Título: Ação privada, espírito público
Autor: Nathalie Beghin
Fonte: Jornal do Brasil, 26/05/2005, Opinião, p. A11

A cada dia aumenta o interesse da sociedade brasileira em conhecer as motivações e as conseqüências do crescente envolvimento das empresas privadas na área social. Há cinco anos o Ipea promove estudos sobre esse tema, em busca de entender como e por que o setor privado vem se dedicando a desenvolver, em caráter voluntário, ações sociais em benefício de comunidades.
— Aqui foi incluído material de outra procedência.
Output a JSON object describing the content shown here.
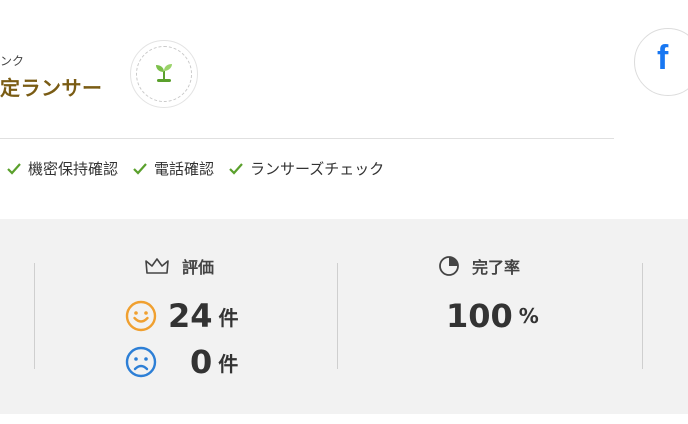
{
  "profile": {
    "rank_label_partial": "ンク",
    "rank_title_partial": "定ランサー",
    "badge_icon": "sprout-icon",
    "facebook_icon": "facebook-icon",
    "facebook_glyph": "f"
  },
  "verifications": [
    {
      "label": "機密保持確認",
      "icon": "check-icon"
    },
    {
      "label": "電話確認",
      "icon": "check-icon"
    },
    {
      "label": "ランサーズチェック",
      "icon": "check-icon"
    }
  ],
  "stats": {
    "rating": {
      "title": "評価",
      "icon": "crown-icon",
      "good": {
        "value": "24",
        "unit": "件",
        "icon": "smile-icon"
      },
      "bad": {
        "value": "0",
        "unit": "件",
        "icon": "sad-icon"
      }
    },
    "completion": {
      "title": "完了率",
      "icon": "pie-chart-icon",
      "value": "100",
      "unit": "%"
    }
  },
  "colors": {
    "rank_title": "#7a5c14",
    "check": "#5aa02c",
    "smile": "#f0a030",
    "sad": "#2d7fd6",
    "facebook": "#1877f2",
    "panel_bg": "#f2f2f2"
  }
}
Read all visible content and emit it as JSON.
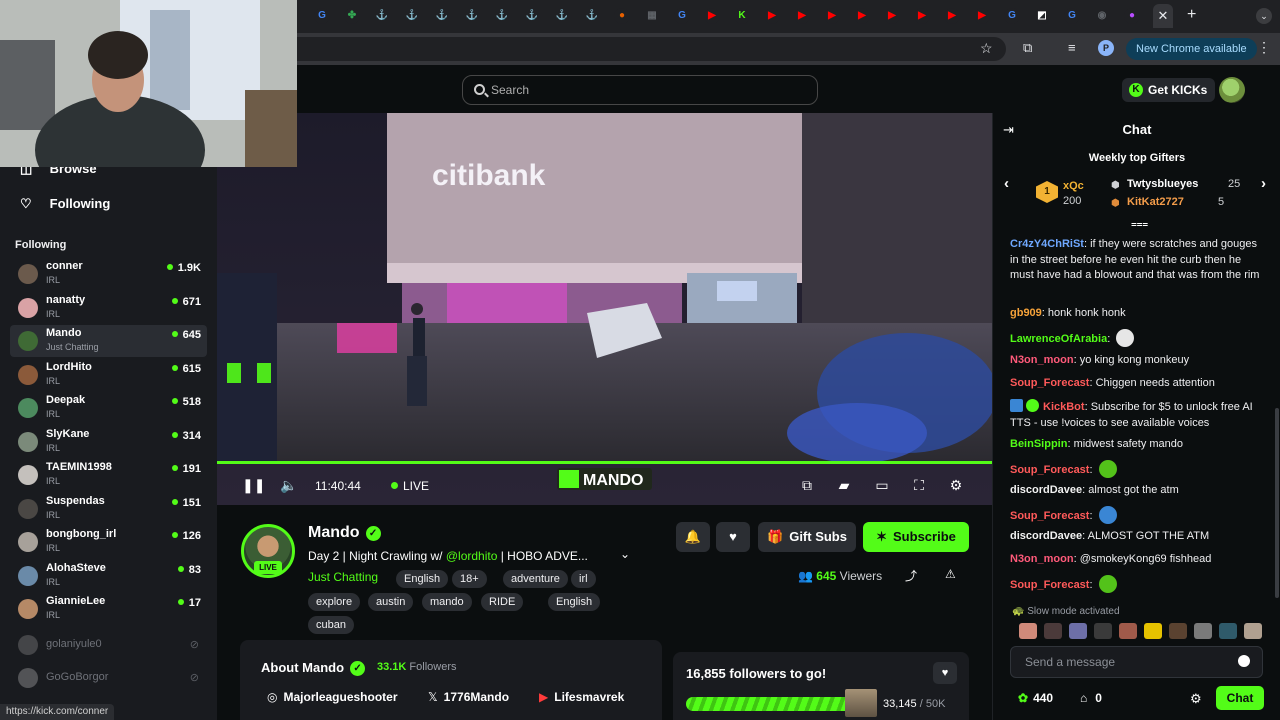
{
  "browser": {
    "new_chrome_label": "New Chrome available",
    "profile_initial": "P",
    "tabs": [
      {
        "icon": "google-icon",
        "color": "#4285f4",
        "glyph": "G"
      },
      {
        "icon": "clover-icon",
        "color": "#34a853",
        "glyph": "✤"
      },
      {
        "icon": "pin-icon",
        "color": "#5f6368",
        "glyph": "⚓"
      },
      {
        "icon": "pin-icon",
        "color": "#5f6368",
        "glyph": "⚓"
      },
      {
        "icon": "pin-icon",
        "color": "#5f6368",
        "glyph": "⚓"
      },
      {
        "icon": "pin-icon",
        "color": "#5f6368",
        "glyph": "⚓"
      },
      {
        "icon": "pin-icon",
        "color": "#5f6368",
        "glyph": "⚓"
      },
      {
        "icon": "pin-icon",
        "color": "#5f6368",
        "glyph": "⚓"
      },
      {
        "icon": "pin-icon",
        "color": "#5f6368",
        "glyph": "⚓"
      },
      {
        "icon": "pin-icon",
        "color": "#5f6368",
        "glyph": "⚓"
      },
      {
        "icon": "firefox-icon",
        "color": "#e66000",
        "glyph": "●"
      },
      {
        "icon": "calculator-icon",
        "color": "#5f6368",
        "glyph": "▦"
      },
      {
        "icon": "google-icon",
        "color": "#4285f4",
        "glyph": "G"
      },
      {
        "icon": "youtube-icon",
        "color": "#ff0000",
        "glyph": "▶"
      },
      {
        "icon": "kick-icon",
        "color": "#53fc18",
        "glyph": "K"
      },
      {
        "icon": "youtube-icon",
        "color": "#ff0000",
        "glyph": "▶"
      },
      {
        "icon": "youtube-icon",
        "color": "#ff0000",
        "glyph": "▶"
      },
      {
        "icon": "youtube-icon",
        "color": "#ff0000",
        "glyph": "▶"
      },
      {
        "icon": "youtube-icon",
        "color": "#ff0000",
        "glyph": "▶"
      },
      {
        "icon": "youtube-icon",
        "color": "#ff0000",
        "glyph": "▶"
      },
      {
        "icon": "youtube-icon",
        "color": "#ff0000",
        "glyph": "▶"
      },
      {
        "icon": "youtube-icon",
        "color": "#ff0000",
        "glyph": "▶"
      },
      {
        "icon": "youtube-icon",
        "color": "#ff0000",
        "glyph": "▶"
      },
      {
        "icon": "google-icon",
        "color": "#4285f4",
        "glyph": "G"
      },
      {
        "icon": "notion-icon",
        "color": "#ffffff",
        "glyph": "◩"
      },
      {
        "icon": "google-icon",
        "color": "#4285f4",
        "glyph": "G"
      },
      {
        "icon": "record-icon",
        "color": "#5f6368",
        "glyph": "◉"
      },
      {
        "icon": "colorwheel-icon",
        "color": "#b84dff",
        "glyph": "●"
      }
    ]
  },
  "header": {
    "search_placeholder": "Search",
    "get_kicks_label": "Get KICKs"
  },
  "sidebar": {
    "browse_label": "Browse",
    "following_nav_label": "Following",
    "following_section_label": "Following",
    "channels": [
      {
        "name": "conner",
        "category": "IRL",
        "viewers": "1.9K",
        "avatar": "#6b5a4c"
      },
      {
        "name": "nanatty",
        "category": "IRL",
        "viewers": "671",
        "avatar": "#d9a2a5"
      },
      {
        "name": "Mando",
        "category": "Just Chatting",
        "viewers": "645",
        "avatar": "#3f6a35"
      },
      {
        "name": "LordHito",
        "category": "IRL",
        "viewers": "615",
        "avatar": "#8b5a3a"
      },
      {
        "name": "Deepak",
        "category": "IRL",
        "viewers": "518",
        "avatar": "#4c8a5e"
      },
      {
        "name": "SlyKane",
        "category": "IRL",
        "viewers": "314",
        "avatar": "#7b8a7a"
      },
      {
        "name": "TAEMIN1998",
        "category": "IRL",
        "viewers": "191",
        "avatar": "#c4c0bc"
      },
      {
        "name": "Suspendas",
        "category": "IRL",
        "viewers": "151",
        "avatar": "#4a4744"
      },
      {
        "name": "bongbong_irl",
        "category": "IRL",
        "viewers": "126",
        "avatar": "#a7a19a"
      },
      {
        "name": "AlohaSteve",
        "category": "IRL",
        "viewers": "83",
        "avatar": "#6a8aa8"
      },
      {
        "name": "GiannieLee",
        "category": "IRL",
        "viewers": "17",
        "avatar": "#b58966"
      }
    ],
    "offline_channels": [
      {
        "name": "golaniyule0",
        "avatar": "#7a7a7a"
      },
      {
        "name": "GoGoBorgor",
        "avatar": "#9a9a9a"
      }
    ]
  },
  "status_bar": {
    "url": "https://kick.com/conner"
  },
  "video": {
    "time": "11:40:44",
    "live_label": "LIVE",
    "watermark": "MANDO",
    "sign_text": "citibank"
  },
  "stream": {
    "streamer_name": "Mando",
    "live_badge": "LIVE",
    "title_prefix": "Day 2 | Night Crawling w/ ",
    "title_mention": "@lordhito",
    "title_suffix": " |  HOBO ADVE...",
    "category": "Just Chatting",
    "tags": [
      "English",
      "18+",
      "adventure",
      "irl",
      "explore",
      "austin",
      "mando",
      "RIDE",
      "English",
      "cuban"
    ],
    "gift_subs_label": "Gift Subs",
    "subscribe_label": "Subscribe",
    "viewer_count": "645",
    "viewers_label": "Viewers"
  },
  "about": {
    "title": "About Mando",
    "followers_count": "33.1K",
    "followers_label": "Followers",
    "socials": [
      {
        "icon": "instagram-icon",
        "glyph": "◎",
        "label": "Majorleagueshooter"
      },
      {
        "icon": "x-icon",
        "glyph": "𝕏",
        "label": "1776Mando"
      },
      {
        "icon": "youtube-icon",
        "glyph": "▶",
        "label": "Lifesmavrek"
      }
    ]
  },
  "goal": {
    "text": "16,855 followers to go!",
    "current": "33,145",
    "target": "/ 50K",
    "progress_fraction": 0.663
  },
  "chat": {
    "title": "Chat",
    "gifters_title": "Weekly top Gifters",
    "gifters": [
      {
        "rank": "1",
        "name": "xQc",
        "count": "200",
        "color": "#f2b233"
      },
      {
        "name": "Twtysblueyes",
        "count": "25",
        "color": "#ffffff"
      },
      {
        "name": "KitKat2727",
        "count": "5",
        "color": "#f39c4a"
      }
    ],
    "messages": [
      {
        "user": "Cr4zY4ChRiSt",
        "color": "#6fa8ff",
        "text": "if they were scratches and gouges in the street before he even hit the curb then he must have had a blowout and that was from the rim"
      },
      {
        "user": "gb909",
        "color": "#f7a33a",
        "text": "honk honk honk"
      },
      {
        "user": "LawrenceOfArabia",
        "color": "#53fc18",
        "text": "",
        "emote": "skull-emote",
        "emote_color": "#e6e6e6"
      },
      {
        "user": "N3on_moon",
        "color": "#ff5a7a",
        "text": "yo king kong monkeuy"
      },
      {
        "user": "Soup_Forecast",
        "color": "#ff5a5a",
        "text": "Chiggen needs attention"
      },
      {
        "user": "KickBot",
        "color": "#ff5a5a",
        "text": "Subscribe for $5 to unlock free AI TTS - use !voices to see available voices",
        "bot": true
      },
      {
        "user": "BeinSippin",
        "color": "#53fc18",
        "text": "midwest safety mando"
      },
      {
        "user": "Soup_Forecast",
        "color": "#ff5a5a",
        "text": "",
        "emote": "frog-emote",
        "emote_color": "#53c21a"
      },
      {
        "user": "discordDavee",
        "color": "#f2f2f2",
        "text": "almost got the atm"
      },
      {
        "user": "Soup_Forecast",
        "color": "#ff5a5a",
        "text": "",
        "emote": "earth-emote",
        "emote_color": "#3a86d4"
      },
      {
        "user": "discordDavee",
        "color": "#f2f2f2",
        "text": "ALMOST GOT THE ATM"
      },
      {
        "user": "N3on_moon",
        "color": "#ff5a7a",
        "text": "@smokeyKong69 fishhead"
      },
      {
        "user": "Soup_Forecast",
        "color": "#ff5a5a",
        "text": "",
        "emote": "frog-emote",
        "emote_color": "#53c21a"
      }
    ],
    "slow_mode_text": "Slow mode activated",
    "input_placeholder": "Send a message",
    "points": "440",
    "store_count": "0",
    "send_label": "Chat"
  }
}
As pesquisas realizadas pelo Instituto no final dos anos de 1990 revelaram que é expressivo o percentual de empresas privadas que atuam no campo social: 59% declararam realizar atividades sociais não obrigatórias para comunidades em geral. Esse conjunto de empresas investiu nessa área cerca de R$ 4,7 bilhões em 2000, o que correspondeu a 0,43% do PIB daquele ano. Não obstante os riscos de se extraírem generalizações a partir de informações sobre um universo multifacetado e influenciado pelo tamanho, localização e atividade econômica da empresa, é possível destacar as seguintes características que marcam a ação social do setor empresarial: o envolvimento é essencialmente de cunho filantrópico e distante de interesses econômicos. Trata-se de uma atuação descoordenada e pulverizada, motivada por pressões oriundas de demandas dos mais carentes que batem às portas das empresas e que terminam por pautar o atendimento realizado. Uma minoria vislumbra resultados econômicos dessa atuação: a própria imagem ou o aumento da lucratividade. O retorno é percebido, em geral, no campo das gratificações pessoais e da melhoria das condições de vida das comunidades atendidas. No entanto, essas percepções são impressionistas, pois os empresários não avaliam os resultados das atividades desenvolvidas. Observa-se, ainda, que a contribuição empresarial independe das políticas governamentais, sejam elas nacionais ou locais: trata-se de uma iniciativa do próprio empresário, que não reconhece influências do governo no processo decisório de sua atuação, na operacionalização das ações e no volume de recursos aplicados.

Qualquer que seja a interpretação que se queira dar à natureza desse ativismo social empresarial, não se pode negar que o setor privado lucrativo no Brasil é um ator importante na implementação de políticas sociais. Buscar entender como as empresas interpretam e enfrentam a pobreza e a exclusão não significa, necessariamente, uma postura de defesa de seus pontos de vista e muito menos negar a importância dos demais atores sociais. A análise do fenômeno da ação social das empresas busca subsidiar o debate sobre como se definem e delimitam os interesses privados e a ação pública.

Agora, o Ipea está novamente em campo com a Pesquisa Ação Social das Empresas. O objetivo é atualizar os dados nas regiões Sudeste e Nordeste de modo a construir uma série histórica. Está sendo pesquisada uma amostra de mais de 4 mil empresas com um ou mais empregados selecionadas a partir de cadastros mantidos pelo Ministério do Trabalho e Emprego (RAIS e CAGED).

Os resultados da primeira etapa do levantamento revelaram um crescimento de 35% do número de empresas do Nordeste que declararam realizar voluntariamente atividades sociais para a comunidade, que passou de 55% em 1999 para 74% em 2003. No Sudeste, a proporção de empresas que atuam na área social é de 71%. Os resultados finais serão divulgados em junho próximo e possibilitarão apresentar, em caráter inédito, a evolução do comportamento das empresas privadas na área social para as regiões Nordeste e Sudeste.